Saturday, 5 March 2022

Bonchi (The Son) / ぼんち (1960)

Obscure Japanese Film #15

Ayako Wakao and Raizo Ichikawa

Set in Osaka, Bonchi stars Raizo Ichikawa as Kikuji, a young womaniser who inherits his father’s tabi[1] business and has affairs with a number of women (including Ayako Wakao as an 18-year-old geisha with a taste for gaudy jewellery and Machiko Kyo as a teahouse hostess). His mother (Isuzu Yamada) and grandmother (Kikue Mori) are a couple of old connivers obsessed with appearances and tradition. For some reason I was unable to fathom, they kick his first wife (Tamao Nakamura) out when she gives birth to a baby boy. (According to other commentators, the two older women will only accept a female heir in order to maintain their tradition of matriarchal power; this may well be the case, but was unclear to me despite watching with good quality English subtitles). Anyway, their continual interference in Kikuji’s life prevents him from marrying again, and he eventually has a second son by Ponta (Wakao) out of wedlock. The story is told in flashback by a grey-haired Kikuji to a friend (Ganjiro Nakamura).

Ayako Wakao

 

Around two years prior to the production of Bonchi, Raizo Ichikawa had escaped his regular jidaigeki assignments to play the stuttering trainee monk turned arsonist in Conflagration, an adaptation of Yukio Mishima’s The Temple of the Golden Pavilion directed by Kon Ichikawa (no relation). Although the producers at Daiei had taken some convincing that he had been right for the part, the collaboration had been a happy one and the casting a success. Bonchi was a project based on a then recently-published novel and initiated by Raizo Ichikawa, who took it to Kon Ichikawa and asked him to direct. He agreed and asked his wife and regular screenwriter Natto Wada to adapt Toyoko Yamasaki’s book. 

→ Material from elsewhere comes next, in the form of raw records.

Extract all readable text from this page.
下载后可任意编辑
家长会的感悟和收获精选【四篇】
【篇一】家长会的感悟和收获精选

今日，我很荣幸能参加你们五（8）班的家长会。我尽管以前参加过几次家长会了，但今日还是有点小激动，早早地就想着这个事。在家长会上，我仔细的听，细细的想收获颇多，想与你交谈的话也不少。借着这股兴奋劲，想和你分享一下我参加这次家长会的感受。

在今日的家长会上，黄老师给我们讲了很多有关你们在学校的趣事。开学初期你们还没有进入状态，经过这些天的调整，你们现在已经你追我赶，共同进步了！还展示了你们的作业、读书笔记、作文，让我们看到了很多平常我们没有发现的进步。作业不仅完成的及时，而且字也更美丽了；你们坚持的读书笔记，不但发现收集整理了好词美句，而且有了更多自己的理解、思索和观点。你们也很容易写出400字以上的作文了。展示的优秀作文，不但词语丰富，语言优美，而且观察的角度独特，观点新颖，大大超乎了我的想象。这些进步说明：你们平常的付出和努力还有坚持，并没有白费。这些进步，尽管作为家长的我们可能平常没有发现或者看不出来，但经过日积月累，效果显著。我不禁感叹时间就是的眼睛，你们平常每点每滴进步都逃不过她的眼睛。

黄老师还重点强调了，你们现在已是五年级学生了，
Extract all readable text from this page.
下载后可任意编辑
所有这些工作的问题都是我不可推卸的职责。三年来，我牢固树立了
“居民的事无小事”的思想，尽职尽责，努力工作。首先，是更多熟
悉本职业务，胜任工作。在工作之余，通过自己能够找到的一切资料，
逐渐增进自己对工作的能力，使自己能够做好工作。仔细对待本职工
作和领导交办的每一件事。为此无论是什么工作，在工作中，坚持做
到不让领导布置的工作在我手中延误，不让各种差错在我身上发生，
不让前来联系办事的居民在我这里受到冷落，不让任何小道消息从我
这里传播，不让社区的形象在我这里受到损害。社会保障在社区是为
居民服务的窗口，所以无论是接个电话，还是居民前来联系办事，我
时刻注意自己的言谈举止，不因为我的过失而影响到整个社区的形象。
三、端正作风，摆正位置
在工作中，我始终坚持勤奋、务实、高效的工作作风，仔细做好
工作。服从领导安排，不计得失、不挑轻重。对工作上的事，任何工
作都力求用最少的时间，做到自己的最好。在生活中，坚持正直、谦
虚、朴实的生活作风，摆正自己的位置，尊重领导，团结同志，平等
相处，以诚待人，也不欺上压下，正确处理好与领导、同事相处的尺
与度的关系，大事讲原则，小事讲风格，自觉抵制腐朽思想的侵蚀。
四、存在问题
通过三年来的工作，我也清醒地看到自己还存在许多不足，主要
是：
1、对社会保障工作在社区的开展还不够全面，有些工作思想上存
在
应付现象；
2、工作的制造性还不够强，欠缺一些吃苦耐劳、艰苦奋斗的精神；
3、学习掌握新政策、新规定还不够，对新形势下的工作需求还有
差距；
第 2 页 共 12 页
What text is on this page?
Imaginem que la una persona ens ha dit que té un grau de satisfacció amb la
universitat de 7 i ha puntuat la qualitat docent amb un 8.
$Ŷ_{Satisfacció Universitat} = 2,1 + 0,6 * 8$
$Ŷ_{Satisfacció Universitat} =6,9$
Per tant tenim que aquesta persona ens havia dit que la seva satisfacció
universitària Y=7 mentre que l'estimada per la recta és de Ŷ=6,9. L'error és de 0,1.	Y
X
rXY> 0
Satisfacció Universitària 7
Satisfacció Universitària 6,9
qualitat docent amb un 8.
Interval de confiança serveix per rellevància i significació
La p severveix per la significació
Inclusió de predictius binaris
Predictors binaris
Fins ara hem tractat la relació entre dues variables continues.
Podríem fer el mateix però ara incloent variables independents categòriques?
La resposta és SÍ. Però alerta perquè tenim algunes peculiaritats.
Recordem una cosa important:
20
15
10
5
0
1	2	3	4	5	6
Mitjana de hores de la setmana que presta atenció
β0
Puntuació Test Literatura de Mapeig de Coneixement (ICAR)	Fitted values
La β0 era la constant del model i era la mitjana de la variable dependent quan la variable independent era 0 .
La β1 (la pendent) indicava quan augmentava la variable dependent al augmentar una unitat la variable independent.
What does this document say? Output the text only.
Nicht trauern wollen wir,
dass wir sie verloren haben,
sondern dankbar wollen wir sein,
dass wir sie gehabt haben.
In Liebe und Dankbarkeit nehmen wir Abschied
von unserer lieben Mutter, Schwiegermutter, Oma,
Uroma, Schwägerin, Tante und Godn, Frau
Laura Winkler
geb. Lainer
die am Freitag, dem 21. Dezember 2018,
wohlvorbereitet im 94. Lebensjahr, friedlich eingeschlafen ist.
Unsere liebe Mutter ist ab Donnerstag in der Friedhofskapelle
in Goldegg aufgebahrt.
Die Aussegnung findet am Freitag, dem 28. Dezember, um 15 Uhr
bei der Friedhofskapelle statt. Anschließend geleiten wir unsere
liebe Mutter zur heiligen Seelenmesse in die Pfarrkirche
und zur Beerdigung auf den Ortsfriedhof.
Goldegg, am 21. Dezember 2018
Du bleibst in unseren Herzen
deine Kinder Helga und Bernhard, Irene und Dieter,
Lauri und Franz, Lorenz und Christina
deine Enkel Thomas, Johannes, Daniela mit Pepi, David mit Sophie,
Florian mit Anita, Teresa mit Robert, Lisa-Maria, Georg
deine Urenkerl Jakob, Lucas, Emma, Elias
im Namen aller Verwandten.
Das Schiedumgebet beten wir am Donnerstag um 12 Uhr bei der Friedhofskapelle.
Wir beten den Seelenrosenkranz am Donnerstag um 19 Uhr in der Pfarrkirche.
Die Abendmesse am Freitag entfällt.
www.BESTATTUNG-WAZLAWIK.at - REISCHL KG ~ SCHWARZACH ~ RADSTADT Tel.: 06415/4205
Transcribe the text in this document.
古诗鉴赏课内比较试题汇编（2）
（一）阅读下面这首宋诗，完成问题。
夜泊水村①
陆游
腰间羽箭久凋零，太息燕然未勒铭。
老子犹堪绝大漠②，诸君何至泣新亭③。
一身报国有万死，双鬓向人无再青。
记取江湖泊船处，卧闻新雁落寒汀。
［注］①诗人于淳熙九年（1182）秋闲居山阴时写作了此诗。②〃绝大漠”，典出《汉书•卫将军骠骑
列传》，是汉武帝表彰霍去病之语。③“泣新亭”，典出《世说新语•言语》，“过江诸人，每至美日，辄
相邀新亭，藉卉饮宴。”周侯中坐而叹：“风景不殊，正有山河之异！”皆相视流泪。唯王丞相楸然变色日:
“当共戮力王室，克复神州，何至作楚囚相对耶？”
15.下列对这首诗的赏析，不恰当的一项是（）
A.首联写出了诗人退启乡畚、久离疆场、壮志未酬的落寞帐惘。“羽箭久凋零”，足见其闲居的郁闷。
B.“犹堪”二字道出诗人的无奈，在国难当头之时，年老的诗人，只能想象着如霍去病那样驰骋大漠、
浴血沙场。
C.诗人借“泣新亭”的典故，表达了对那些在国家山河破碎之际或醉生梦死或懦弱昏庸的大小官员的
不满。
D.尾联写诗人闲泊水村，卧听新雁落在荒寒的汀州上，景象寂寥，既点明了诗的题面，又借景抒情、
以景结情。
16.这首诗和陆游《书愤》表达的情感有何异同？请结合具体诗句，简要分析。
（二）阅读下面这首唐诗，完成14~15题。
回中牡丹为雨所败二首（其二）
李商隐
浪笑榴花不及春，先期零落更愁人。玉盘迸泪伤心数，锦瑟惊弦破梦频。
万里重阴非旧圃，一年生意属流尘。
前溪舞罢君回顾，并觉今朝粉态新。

Ayako Wakao and Raizo Ichikawa

 

The story is set mainly during the early Showa period (late 1920s), but Wada contributed the flashback structure and expanded the post-war scenes. This incurred the wrath of Yamasaki, who reportedly tried to stop production after filming had already begun. She subsequently became known for her studies of corruption in institutions in a number of novels which director Satsuo Yamamoto turned into successful films: The Great White Tower, The Family and The Barren Zone. (I wrote about the latter two in my Tatsuya Nakadai biography as he appeared in both. I also read the abridged English translation of The Barren Zone; the style suggested that Yamasaki was a writer of best-sellers rather than highbrow literature. An English translation of Bonchi appeared in the 1980s through various publishers). 

Kikue Mori and Isuzu Yamada

 

Bonchi seems to me to be a comedy rather than a drama, and the tone is light throughout, with a contemporary jazz score providing an ironic counterpoint to the proceedings. The film has a twist ending, but I have to say it’s a twist I completely failed to see the point in. Bonchi was not selected for release in the West at the time, and it’s not difficult to see why – some Japanese films are perhaps simply too Japanese to travel well. I would say this is a case in point as the story revolves around etiquette and traditions involving concubinage, etc, which I for one found somewhat baffling. Still, it’s a pleasure to watch such a great cast in a well-made film. The character was clearly close to Raizo Ichikawa’s heart, as he also played the role on stage the year the film was released. However, for me, the best performance is by Isuzu Yamada, who here vacillates between domineering malice and childlike sentimentality most convincingly.



[1] Japanese socks which divide the big toe from the other four.

2 comments:

  1. I just watched this film. What is the twist? That the maid seems to be the real boss of the house?

    ReplyDelete
    Replies
    1. I can't remember, to be honest, but if I rewatch I'll get back to you.